To prepare for Meaningful Use attestation, it is recommended to conduct the security risk analysis at both the technical design and system build phase when implementing a new EHR system. Additionally, it will be important to update the risk analysis further on in the MU Roadmap approximately four months prior to go-live.

As ongoing changes happen, new risk occurs. An annual risk assessment should become part of the compliance process; that is, the risk assessment can be merely updated as an addendum and not as an overbearing intrusion that competes with other organizational needs. A regular review of your risk posture is what is required to protect e-PHI. Too many new threat vectors and vulnerabilities are introduced into information environments each day. A reasoned, systematic, and consistent approach will help to achieve your organizational goals.
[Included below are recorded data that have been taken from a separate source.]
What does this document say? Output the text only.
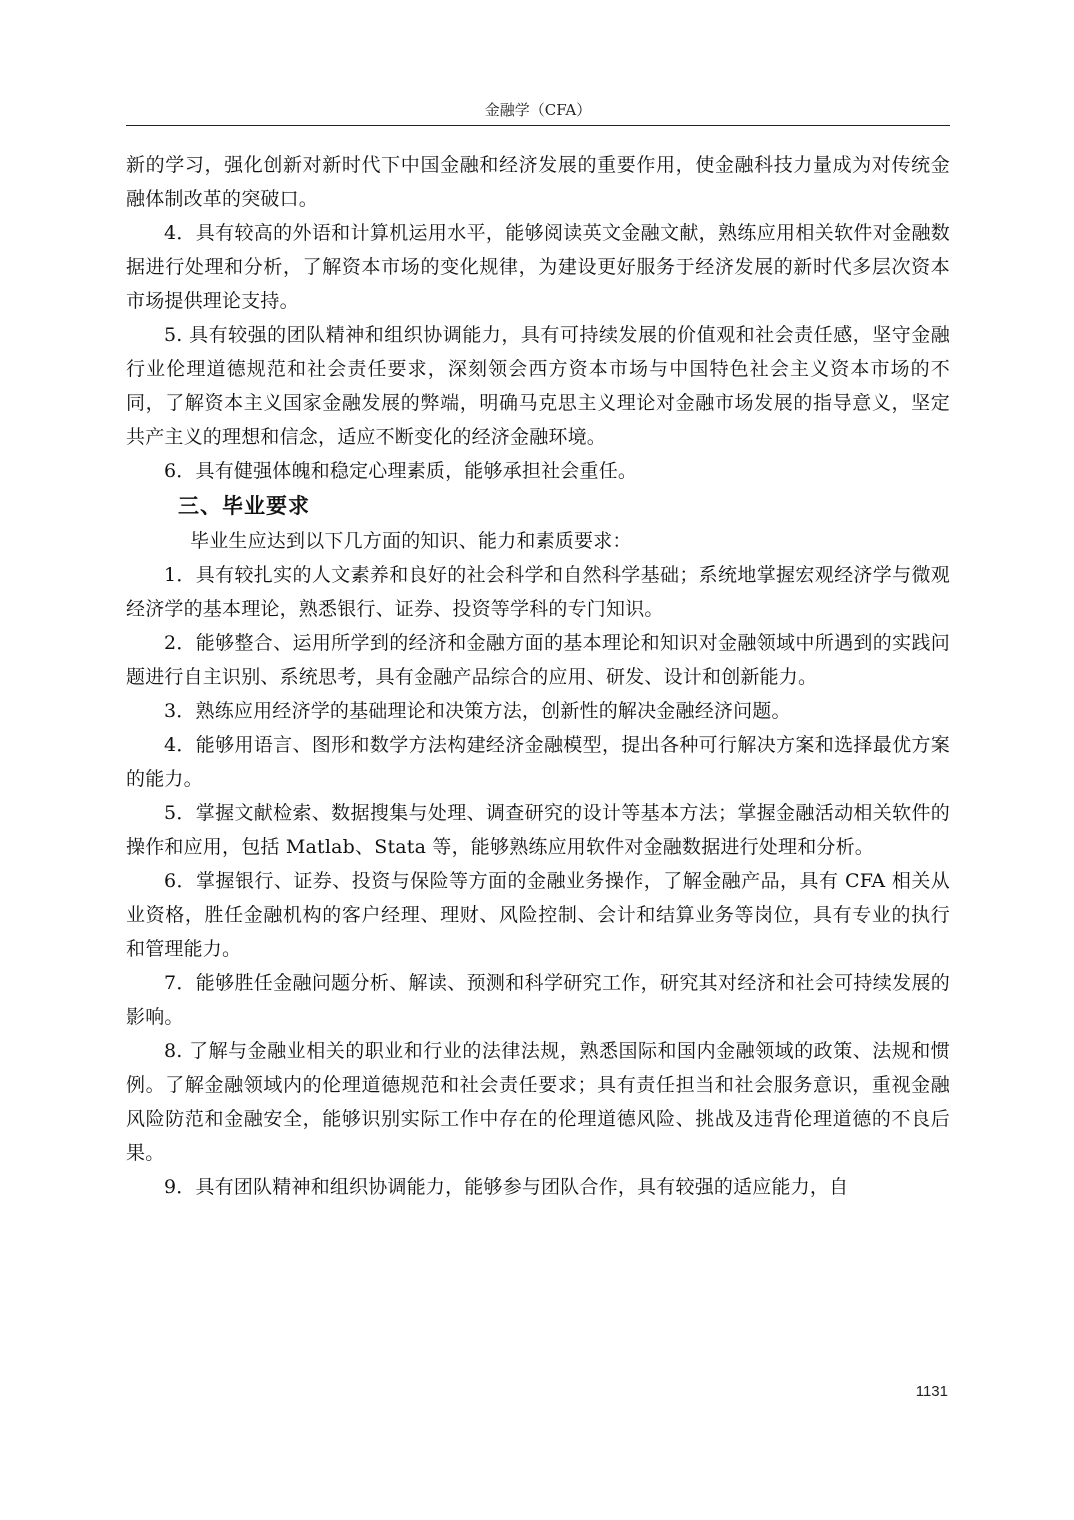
金融学（CFA）

新的学习，强化创新对新时代下中国金融和经济发展的重要作用，使金融科技力量成为对传统金融体制改革的突破口。

4．具有较高的外语和计算机运用水平，能够阅读英文金融文献，熟练应用相关软件对金融数据进行处理和分析，了解资本市场的变化规律，为建设更好服务于经济发展的新时代多层次资本市场提供理论支持。

5. 具有较强的团队精神和组织协调能力，具有可持续发展的价值观和社会责任感，坚守金融行业伦理道德规范和社会责任要求，深刻领会西方资本市场与中国特色社会主义资本市场的不同，了解资本主义国家金融发展的弊端，明确马克思主义理论对金融市场发展的指导意义，坚定共产主义的理想和信念，适应不断变化的经济金融环境。

6．具有健强体魄和稳定心理素质，能够承担社会重任。

三、毕业要求

毕业生应达到以下几方面的知识、能力和素质要求：

1．具有较扎实的人文素养和良好的社会科学和自然科学基础；系统地掌握宏观经济学与微观经济学的基本理论，熟悉银行、证券、投资等学科的专门知识。

2．能够整合、运用所学到的经济和金融方面的基本理论和知识对金融领域中所遇到的实践问题进行自主识别、系统思考，具有金融产品综合的应用、研发、设计和创新能力。

3．熟练应用经济学的基础理论和决策方法，创新性的解决金融经济问题。

4．能够用语言、图形和数学方法构建经济金融模型，提出各种可行解决方案和选择最优方案的能力。

5．掌握文献检索、数据搜集与处理、调查研究的设计等基本方法；掌握金融活动相关软件的操作和应用，包括 Matlab、Stata 等，能够熟练应用软件对金融数据进行处理和分析。

6．掌握银行、证券、投资与保险等方面的金融业务操作，了解金融产品，具有 CFA 相关从业资格，胜任金融机构的客户经理、理财、风险控制、会计和结算业务等岗位，具有专业的执行和管理能力。

7．能够胜任金融问题分析、解读、预测和科学研究工作，研究其对经济和社会可持续发展的影响。

8. 了解与金融业相关的职业和行业的法律法规，熟悉国际和国内金融领域的政策、法规和惯例。了解金融领域内的伦理道德规范和社会责任要求；具有责任担当和社会服务意识，重视金融风险防范和金融安全，能够识别实际工作中存在的伦理道德风险、挑战及违背伦理道德的不良后果。

9．具有团队精神和组织协调能力，能够参与团队合作，具有较强的适应能力，自

1131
Spurred by the HITECH Act, the healthcare industry is embracing EHRs at an accelerating rate. This move carries with it a need for heightened responsibility since digital information can be copied, transmitted, or used so easily. As such, the risk accruing from this transition to electronic records must be well understood.

In its passage of HITECH, the US Congress took special consideration to note that security and privacy of patient records should be a paramount concern. In essence, HHS recognizes that the very success of the HITECH program rests in part on patients’ ability to trust provider information systems with sensitive information.

Jeff White is a principal with Aspen Advisors of Pittsburgh, PA.